The RLC statement explained:

“As fewer and fewer people pay taxes at all, placing an even greater burden on the productive segment of the population is unconscionable. Even worse, this is just the first step. As insurance prices rise the call will come for more interference by government and we will slide into the complete control of the healthcare system by unaccountable bureaucrats, an end to individual choice and a rapid decline in quality of service.”

Saying that today’s ruling provides Republicans with “a winning issue” and “a rallying cry,” the RLC pointed to its candidates as supporters of repeal of the unpopular health-care law.

“Candidates like Ted Cruz in Texas and Barry Hinckley in Rhode Island are poised to join our prior endorsees like Rand Paul and Mike Lee in creating a powerful voting block in the Senate which will never compromise when liberty is threatened,” said the RLC statement.

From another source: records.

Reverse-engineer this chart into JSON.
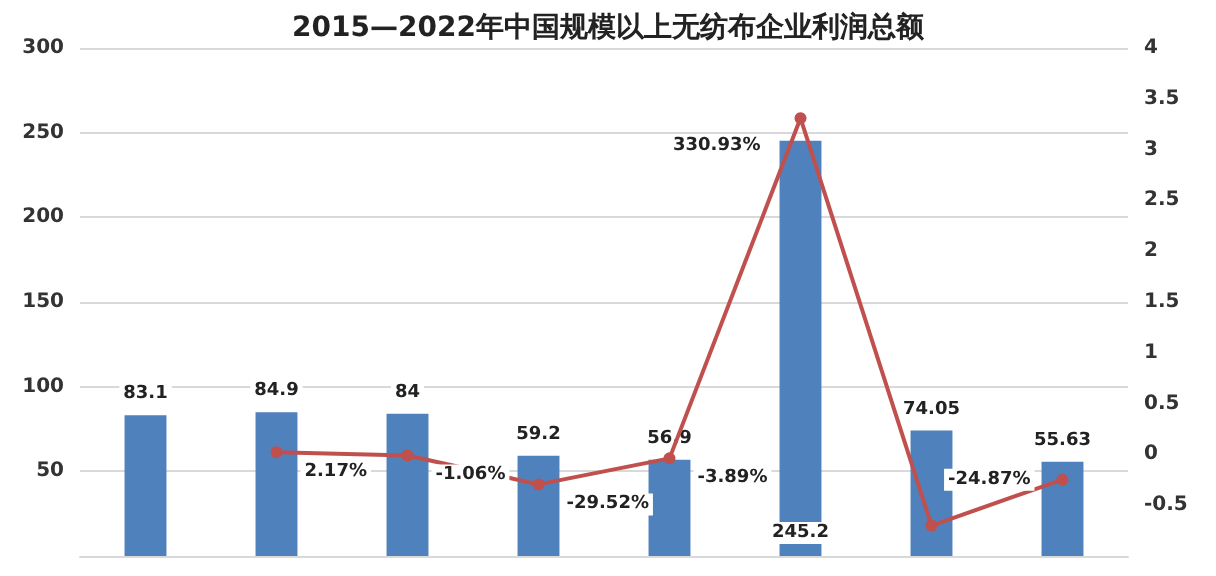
{
  "chart_data": {
    "type": "bar",
    "title": "2015—2022年中国规模以上无纺布企业利润总额",
    "categories": [
      null,
      null,
      null,
      null,
      null,
      null,
      null,
      null
    ],
    "series": [
      {
        "color": "#4f81bd",
        "values": [
          83.1,
          84.9,
          84,
          59.2,
          56.9,
          245.2,
          74.05,
          55.63
        ],
        "value_labels": [
          "83.1",
          "84.9",
          "84",
          "59.2",
          "56.9",
          "245.2",
          "74.05",
          "55.63"
        ]
      },
      {
        "type": "line",
        "axis": "y2",
        "color": "#c0504d",
        "marker": "circle",
        "values": [
          null,
          0.0217,
          -0.0106,
          -0.2952,
          -0.0389,
          3.3093,
          -0.7,
          -0.2487
        ],
        "value_labels": [
          null,
          "2.17%",
          "-1.06%",
          "-29.52%",
          "-3.89%",
          "330.93%",
          null,
          "-24.87%"
        ]
      }
    ],
    "ylim": [
      0,
      300
    ],
    "yticks": [
      50,
      100,
      150,
      200,
      250,
      300
    ],
    "y2lim": [
      -1,
      4
    ],
    "y2ticks": [
      -0.5,
      0,
      0.5,
      1,
      1.5,
      2,
      2.5,
      3,
      3.5,
      4
    ],
    "grid": "y"
  }
}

“In the House those same values which are being championed today by Ron Paul and Justin Amash will be carried forward with reinforcements like Thomas Massie in Kentucky, Lauren Stephens in Wisconsin, Kerry Bentivolio in Michigan, Jessica Puente Bradshaw in Texas and scores of others,” the RLC continued. “With their guidance Congress will reassert its authority over the federal bureaucracy and demand accountability from the executive branch.”

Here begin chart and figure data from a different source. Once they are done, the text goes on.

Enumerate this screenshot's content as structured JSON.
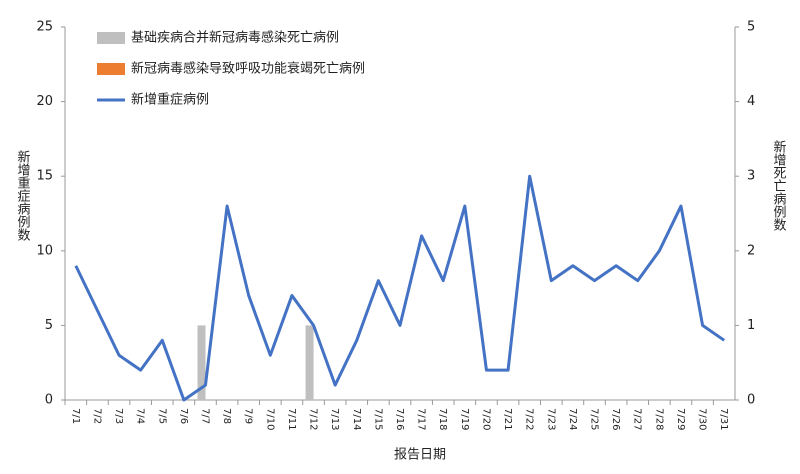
{
  "chart_data": {
    "type": "bar-line",
    "x_label": "报告日期",
    "y_label": "新增重症病例数",
    "y2_label": "新增死亡病例数",
    "categories": [
      "7/1",
      "7/2",
      "7/3",
      "7/4",
      "7/5",
      "7/6",
      "7/7",
      "7/8",
      "7/9",
      "7/10",
      "7/11",
      "7/12",
      "7/13",
      "7/14",
      "7/15",
      "7/16",
      "7/17",
      "7/18",
      "7/19",
      "7/20",
      "7/21",
      "7/22",
      "7/23",
      "7/24",
      "7/25",
      "7/26",
      "7/27",
      "7/28",
      "7/29",
      "7/30",
      "7/31"
    ],
    "series": [
      {
        "name": "基础疾病合并新冠病毒感染死亡病例",
        "type": "bar",
        "axis": "y2",
        "color": "#bfbfbf",
        "values": [
          0,
          0,
          0,
          0,
          0,
          0,
          1,
          0,
          0,
          0,
          0,
          1,
          0,
          0,
          0,
          0,
          0,
          0,
          0,
          0,
          0,
          0,
          0,
          0,
          0,
          0,
          0,
          0,
          0,
          0,
          0
        ]
      },
      {
        "name": "新冠病毒感染导致呼吸功能衰竭死亡病例",
        "type": "bar",
        "axis": "y2",
        "color": "#ed7d31",
        "values": [
          0,
          0,
          0,
          0,
          0,
          0,
          0,
          0,
          0,
          0,
          0,
          0,
          0,
          0,
          0,
          0,
          0,
          0,
          0,
          0,
          0,
          0,
          0,
          0,
          0,
          0,
          0,
          0,
          0,
          0,
          0
        ]
      },
      {
        "name": "新增重症病例",
        "type": "line",
        "axis": "y",
        "color": "#4472c4",
        "values": [
          9,
          6,
          3,
          2,
          4,
          0,
          1,
          13,
          7,
          3,
          7,
          5,
          1,
          4,
          8,
          5,
          11,
          8,
          13,
          2,
          2,
          15,
          8,
          9,
          8,
          9,
          8,
          10,
          13,
          5,
          4
        ]
      }
    ],
    "ylim": [
      0,
      25
    ],
    "yticks": [
      0,
      5,
      10,
      15,
      20,
      25
    ],
    "y2lim": [
      0,
      5
    ],
    "y2ticks": [
      0,
      1,
      2,
      3,
      4,
      5
    ],
    "legend": "top-left",
    "grid": false
  }
}
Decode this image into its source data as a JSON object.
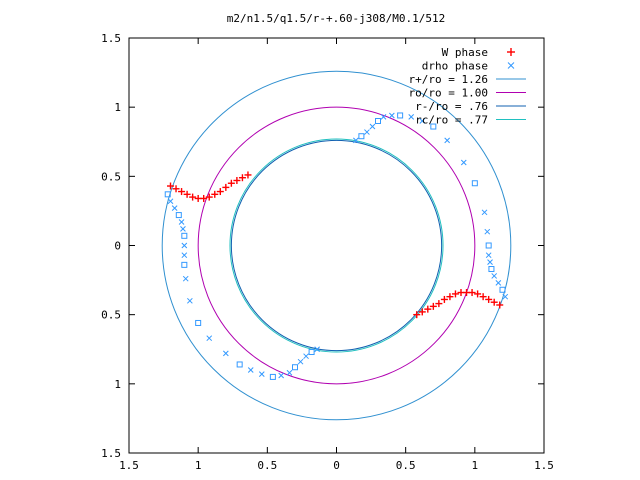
{
  "chart_data": {
    "type": "scatter",
    "title": "m2/n1.5/q1.5/r-+.60-j308/M0.1/512",
    "xlabel": "",
    "ylabel": "",
    "xlim": [
      -1.5,
      1.5
    ],
    "ylim": [
      -1.5,
      1.5
    ],
    "x_tick_labels": [
      "1.5",
      "1",
      "0.5",
      "0",
      "0.5",
      "1",
      "1.5"
    ],
    "y_tick_labels": [
      "1.5",
      "1",
      "0.5",
      "0",
      "0.5",
      "1",
      "1.5"
    ],
    "tick_values": [
      -1.5,
      -1,
      -0.5,
      0,
      0.5,
      1,
      1.5
    ],
    "grid": false,
    "legend_position": "top-right",
    "series": [
      {
        "name": "W phase",
        "marker": "+",
        "color": "#ff0000",
        "points": [
          [
            -1.2,
            0.43
          ],
          [
            -1.16,
            0.41
          ],
          [
            -1.12,
            0.39
          ],
          [
            -1.08,
            0.37
          ],
          [
            -1.04,
            0.35
          ],
          [
            -1.0,
            0.34
          ],
          [
            -0.96,
            0.34
          ],
          [
            -0.92,
            0.35
          ],
          [
            -0.88,
            0.37
          ],
          [
            -0.84,
            0.39
          ],
          [
            -0.8,
            0.42
          ],
          [
            -0.76,
            0.45
          ],
          [
            -0.72,
            0.47
          ],
          [
            -0.68,
            0.49
          ],
          [
            -0.64,
            0.51
          ],
          [
            0.58,
            -0.5
          ],
          [
            0.62,
            -0.48
          ],
          [
            0.66,
            -0.46
          ],
          [
            0.7,
            -0.44
          ],
          [
            0.74,
            -0.42
          ],
          [
            0.78,
            -0.39
          ],
          [
            0.82,
            -0.37
          ],
          [
            0.86,
            -0.35
          ],
          [
            0.9,
            -0.34
          ],
          [
            0.94,
            -0.34
          ],
          [
            0.98,
            -0.34
          ],
          [
            1.02,
            -0.35
          ],
          [
            1.06,
            -0.37
          ],
          [
            1.1,
            -0.39
          ],
          [
            1.14,
            -0.41
          ],
          [
            1.18,
            -0.43
          ]
        ]
      },
      {
        "name": "drho phase",
        "marker": "x/square",
        "color": "#3399ff",
        "points": [
          [
            -1.22,
            0.37
          ],
          [
            -1.2,
            0.32
          ],
          [
            -1.17,
            0.27
          ],
          [
            -1.14,
            0.22
          ],
          [
            -1.12,
            0.17
          ],
          [
            -1.11,
            0.12
          ],
          [
            -1.1,
            0.07
          ],
          [
            -1.1,
            0.0
          ],
          [
            -1.1,
            -0.07
          ],
          [
            -1.1,
            -0.14
          ],
          [
            -1.09,
            -0.24
          ],
          [
            -1.06,
            -0.4
          ],
          [
            -1.0,
            -0.56
          ],
          [
            -0.92,
            -0.67
          ],
          [
            -0.8,
            -0.78
          ],
          [
            -0.7,
            -0.86
          ],
          [
            -0.62,
            -0.9
          ],
          [
            -0.54,
            -0.93
          ],
          [
            -0.46,
            -0.95
          ],
          [
            -0.4,
            -0.94
          ],
          [
            -0.34,
            -0.92
          ],
          [
            -0.3,
            -0.88
          ],
          [
            -0.26,
            -0.84
          ],
          [
            -0.22,
            -0.8
          ],
          [
            -0.18,
            -0.77
          ],
          [
            -0.14,
            -0.75
          ],
          [
            1.22,
            -0.37
          ],
          [
            1.2,
            -0.32
          ],
          [
            1.17,
            -0.27
          ],
          [
            1.14,
            -0.22
          ],
          [
            1.12,
            -0.17
          ],
          [
            1.11,
            -0.12
          ],
          [
            1.1,
            -0.07
          ],
          [
            1.1,
            0.0
          ],
          [
            1.09,
            0.1
          ],
          [
            1.07,
            0.24
          ],
          [
            1.0,
            0.45
          ],
          [
            0.92,
            0.6
          ],
          [
            0.8,
            0.76
          ],
          [
            0.7,
            0.86
          ],
          [
            0.62,
            0.9
          ],
          [
            0.54,
            0.93
          ],
          [
            0.46,
            0.94
          ],
          [
            0.4,
            0.94
          ],
          [
            0.34,
            0.93
          ],
          [
            0.3,
            0.9
          ],
          [
            0.26,
            0.86
          ],
          [
            0.22,
            0.82
          ],
          [
            0.18,
            0.79
          ],
          [
            0.14,
            0.76
          ]
        ]
      },
      {
        "name": "r+/ro = 1.26",
        "type": "circle",
        "radius": 1.26,
        "color": "#3090d0"
      },
      {
        "name": "ro/ro = 1.00",
        "type": "circle",
        "radius": 1.0,
        "color": "#b000b0"
      },
      {
        "name": "r-/ro = .76",
        "type": "circle",
        "radius": 0.76,
        "color": "#1060b0"
      },
      {
        "name": "rc/ro = .77",
        "type": "circle",
        "radius": 0.77,
        "color": "#20c0c0"
      }
    ]
  }
}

Earlier in the day, an independent gay conservative group, GOProud, also issued a statement severely critical of the Supreme Court’s health-care decision.


Publisher's note: This article is part of a series to mark June as Gay Pride Month. It was originally published on Examiner.com on June 28, 2012. The Examiner.com publishing platform was discontinued July 1, 2016, and its web site went dark on or about July 10, 2016.  I am republishing this piece in an effort to preserve it and all my other contributions to Examiner.com since April 6, 2010. It is reposted here without most of the internal links that were in the original.